When you run rcb2, you simply pass it the name of the sourcefile containing the main() function, and rcb2 figures out which other files are needed.

Cross-compilation is as simple as using an appropriate CC environment variable.

A small example:

You have a file main.c which, depending on some macros, shall use either foo.h and foo.c, or bar.h and bar.c.


#include <stdio.h>

#ifdef FOO
#include "foo.h"
#define func foo
#include "bar.h"
#define func bar

int main() { printf("%s\n", func()); }


const char *foo(void);
#pragma RcB2 DEP "foo.c"


const char *foo(void) { return "foo"; }


const char *bar(void);
#pragma RcB2 DEP "bar.c"


const char *bar(void) { return "bar"; }

now you can run CFLAGS=-DFOO rcb2 main.c and it will produce an executable named main which will print foo when run. if you execute rcb2 main.c, the build executable will print bar.

you can find the example in tests/1.

How to use

If a file (typically a header) requires some other files, you add a #pragma RcB2 DEP "../src/file1.c" "lib/file2.c". Globs are supported too. All path components need to be relative to the file containing the pragma.

If a .c file requires certain CFLAGS for compilation, e.g. -std=c99, you can add #pragma RcB2 CFLAGS "-std=c99".

Likewise, if a certain library is needed, e.g. -lncurses and -lm, you declare it like so: #pragma RcB2 LINK "-lncurses" "-lm".

note that you could stuff both -l directives into the same set of double quotes, and it would work, but it is advised to specify each library separately. RcB2 drops duplicates to keep the compiler command line as short as possible. The LINK directive is an alias for LDFLAGS.

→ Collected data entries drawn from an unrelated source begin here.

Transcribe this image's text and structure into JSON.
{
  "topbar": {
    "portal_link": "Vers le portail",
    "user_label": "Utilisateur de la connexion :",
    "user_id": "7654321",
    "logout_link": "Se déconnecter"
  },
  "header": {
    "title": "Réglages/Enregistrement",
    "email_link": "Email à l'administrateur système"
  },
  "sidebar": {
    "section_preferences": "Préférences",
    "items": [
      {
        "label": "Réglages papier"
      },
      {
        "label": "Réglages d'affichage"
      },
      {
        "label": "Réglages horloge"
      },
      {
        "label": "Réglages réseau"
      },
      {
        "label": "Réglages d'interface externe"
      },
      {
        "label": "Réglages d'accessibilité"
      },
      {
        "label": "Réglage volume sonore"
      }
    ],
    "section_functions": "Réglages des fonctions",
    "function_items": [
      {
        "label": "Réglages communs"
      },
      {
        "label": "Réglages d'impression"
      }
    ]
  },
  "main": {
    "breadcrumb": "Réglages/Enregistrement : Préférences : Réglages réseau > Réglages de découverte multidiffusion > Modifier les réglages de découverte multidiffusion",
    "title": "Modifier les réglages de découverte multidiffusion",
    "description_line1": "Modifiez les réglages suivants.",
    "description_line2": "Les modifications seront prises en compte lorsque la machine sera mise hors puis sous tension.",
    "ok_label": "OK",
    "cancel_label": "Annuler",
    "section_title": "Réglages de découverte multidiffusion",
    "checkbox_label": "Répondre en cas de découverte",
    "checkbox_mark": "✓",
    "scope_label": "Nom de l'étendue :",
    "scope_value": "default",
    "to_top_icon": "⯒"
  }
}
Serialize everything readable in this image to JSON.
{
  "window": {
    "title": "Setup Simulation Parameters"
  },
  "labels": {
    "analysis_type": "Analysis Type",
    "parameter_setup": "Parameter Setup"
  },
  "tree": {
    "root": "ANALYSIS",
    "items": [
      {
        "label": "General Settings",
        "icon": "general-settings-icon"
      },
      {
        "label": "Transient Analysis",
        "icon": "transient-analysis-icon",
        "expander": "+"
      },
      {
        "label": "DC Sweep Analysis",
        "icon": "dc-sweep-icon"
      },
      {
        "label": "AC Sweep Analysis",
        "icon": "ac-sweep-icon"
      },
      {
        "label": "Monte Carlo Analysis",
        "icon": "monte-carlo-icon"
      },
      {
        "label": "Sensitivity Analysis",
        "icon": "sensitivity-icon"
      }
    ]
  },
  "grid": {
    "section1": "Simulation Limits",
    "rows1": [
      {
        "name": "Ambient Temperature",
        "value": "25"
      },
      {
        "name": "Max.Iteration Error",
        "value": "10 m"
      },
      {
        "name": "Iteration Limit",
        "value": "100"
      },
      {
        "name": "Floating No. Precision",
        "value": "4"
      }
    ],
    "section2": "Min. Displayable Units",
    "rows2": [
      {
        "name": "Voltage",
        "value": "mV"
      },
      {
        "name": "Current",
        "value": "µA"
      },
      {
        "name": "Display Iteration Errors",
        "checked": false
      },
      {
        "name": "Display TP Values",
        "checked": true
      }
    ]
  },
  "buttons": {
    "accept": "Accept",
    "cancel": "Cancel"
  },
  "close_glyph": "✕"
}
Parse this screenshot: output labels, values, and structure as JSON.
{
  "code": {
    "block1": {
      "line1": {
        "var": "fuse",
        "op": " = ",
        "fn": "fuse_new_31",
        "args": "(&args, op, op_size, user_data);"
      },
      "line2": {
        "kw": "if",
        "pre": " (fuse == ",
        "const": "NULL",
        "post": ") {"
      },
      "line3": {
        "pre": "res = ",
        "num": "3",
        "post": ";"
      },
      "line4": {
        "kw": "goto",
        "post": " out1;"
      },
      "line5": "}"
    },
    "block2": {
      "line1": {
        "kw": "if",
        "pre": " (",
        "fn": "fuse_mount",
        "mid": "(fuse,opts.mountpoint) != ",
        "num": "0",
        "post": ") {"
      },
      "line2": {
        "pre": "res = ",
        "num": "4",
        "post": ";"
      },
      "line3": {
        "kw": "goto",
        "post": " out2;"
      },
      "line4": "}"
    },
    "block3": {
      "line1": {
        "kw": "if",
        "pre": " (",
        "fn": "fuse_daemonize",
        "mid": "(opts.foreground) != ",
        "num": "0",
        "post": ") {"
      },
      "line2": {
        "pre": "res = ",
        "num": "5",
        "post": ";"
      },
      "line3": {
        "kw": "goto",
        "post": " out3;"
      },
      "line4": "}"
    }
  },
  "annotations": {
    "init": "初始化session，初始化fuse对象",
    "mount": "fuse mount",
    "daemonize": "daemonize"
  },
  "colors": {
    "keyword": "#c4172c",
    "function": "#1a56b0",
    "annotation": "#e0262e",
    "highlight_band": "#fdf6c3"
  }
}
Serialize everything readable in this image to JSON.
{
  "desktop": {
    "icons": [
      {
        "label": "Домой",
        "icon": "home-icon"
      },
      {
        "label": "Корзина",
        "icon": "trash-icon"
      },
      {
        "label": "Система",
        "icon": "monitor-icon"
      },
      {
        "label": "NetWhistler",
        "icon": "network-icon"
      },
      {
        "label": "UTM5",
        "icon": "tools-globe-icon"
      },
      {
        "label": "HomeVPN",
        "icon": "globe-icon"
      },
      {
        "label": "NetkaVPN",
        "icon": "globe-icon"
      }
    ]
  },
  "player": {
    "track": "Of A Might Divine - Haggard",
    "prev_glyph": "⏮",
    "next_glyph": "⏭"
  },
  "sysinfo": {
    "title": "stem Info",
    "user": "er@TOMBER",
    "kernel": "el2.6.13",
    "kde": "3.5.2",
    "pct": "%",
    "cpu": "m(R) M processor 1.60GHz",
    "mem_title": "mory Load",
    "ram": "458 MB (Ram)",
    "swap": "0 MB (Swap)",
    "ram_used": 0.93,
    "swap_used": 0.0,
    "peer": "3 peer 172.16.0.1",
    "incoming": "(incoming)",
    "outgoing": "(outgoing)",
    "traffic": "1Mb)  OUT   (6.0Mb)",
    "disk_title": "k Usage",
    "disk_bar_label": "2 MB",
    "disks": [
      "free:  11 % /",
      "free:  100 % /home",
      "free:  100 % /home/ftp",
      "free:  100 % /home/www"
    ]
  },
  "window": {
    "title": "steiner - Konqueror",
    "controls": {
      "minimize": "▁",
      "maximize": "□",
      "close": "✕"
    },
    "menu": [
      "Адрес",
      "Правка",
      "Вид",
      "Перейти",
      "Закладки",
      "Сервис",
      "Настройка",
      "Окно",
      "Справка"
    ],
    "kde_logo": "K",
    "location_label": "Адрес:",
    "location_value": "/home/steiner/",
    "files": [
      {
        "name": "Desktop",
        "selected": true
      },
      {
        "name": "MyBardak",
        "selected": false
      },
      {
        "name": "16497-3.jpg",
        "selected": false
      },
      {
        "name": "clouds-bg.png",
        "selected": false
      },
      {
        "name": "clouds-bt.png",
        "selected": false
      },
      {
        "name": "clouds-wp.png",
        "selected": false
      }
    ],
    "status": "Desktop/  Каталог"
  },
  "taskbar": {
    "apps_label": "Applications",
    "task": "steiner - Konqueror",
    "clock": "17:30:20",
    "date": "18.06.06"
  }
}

The pragmas can be put between preprocessor #ifs and #ifdefs. Only those that survive the preprocessor pass are being picked up.

After all headers have the dependencies on the .c files they depend on properly documented, it's sufficient to simply include a header, and run rcb2 on the file, and it will pick up all files required instantly.

By default, rcb2 throws all .c files onto the compiler in a single pass. This allows to use CFLAGS like -fwhole-program which can very efficiently optimize the binary.

Implementation & Design

rcb2 simply runs the C preprocessor on the file passed on the command line, using the supplied C/CPPFLAGS, and then parses the #pragma RcB2 directives that survived. All referenced files are then recursively processed in the exact same manner, until the complete list is created. As a C preprocessor is a pretty simple program, this is a very quick process. Currently it is done sequentially, but it could be parallelized relatively easily (instead of recursing, one could simply spawn a new thread when a new dependency that wasn't processed yet is found).

After the complete list of dependencies is known, they are passed to the compiler. That's it.

Even though the current version of rcb2 is written in python, it is really quick, and the concept is so simple that it could easily be rewritten in a more performant language.

rcb2 currently supports a -j N parameter. if used, instead of compiling the required files directly, it writes a GNU make compatible makefile, and executes it with -j N, speeding up the build.

At this point, all command line parameters are experimental. Run rcb2 --help to get a full list of options.


RcB, the previous version, used comments for the same purpose, which resulted in a number of issues, especially in regard to conditional compilation. while experimenting with OMP, it occured to me that using a #pragma directive would be the solution to those issues, as it survives a preprocessor pass. therefore the existing conditional compilation the preprocessor offers can be leveraged.

RcB was also written in perl, a very ugly language, which is very hard to read once a program has been written. Everytime a new cornercase required modifying the code, it took a substantial amount of time to make sense of the almost random looking pile of dollar signs and curly braces.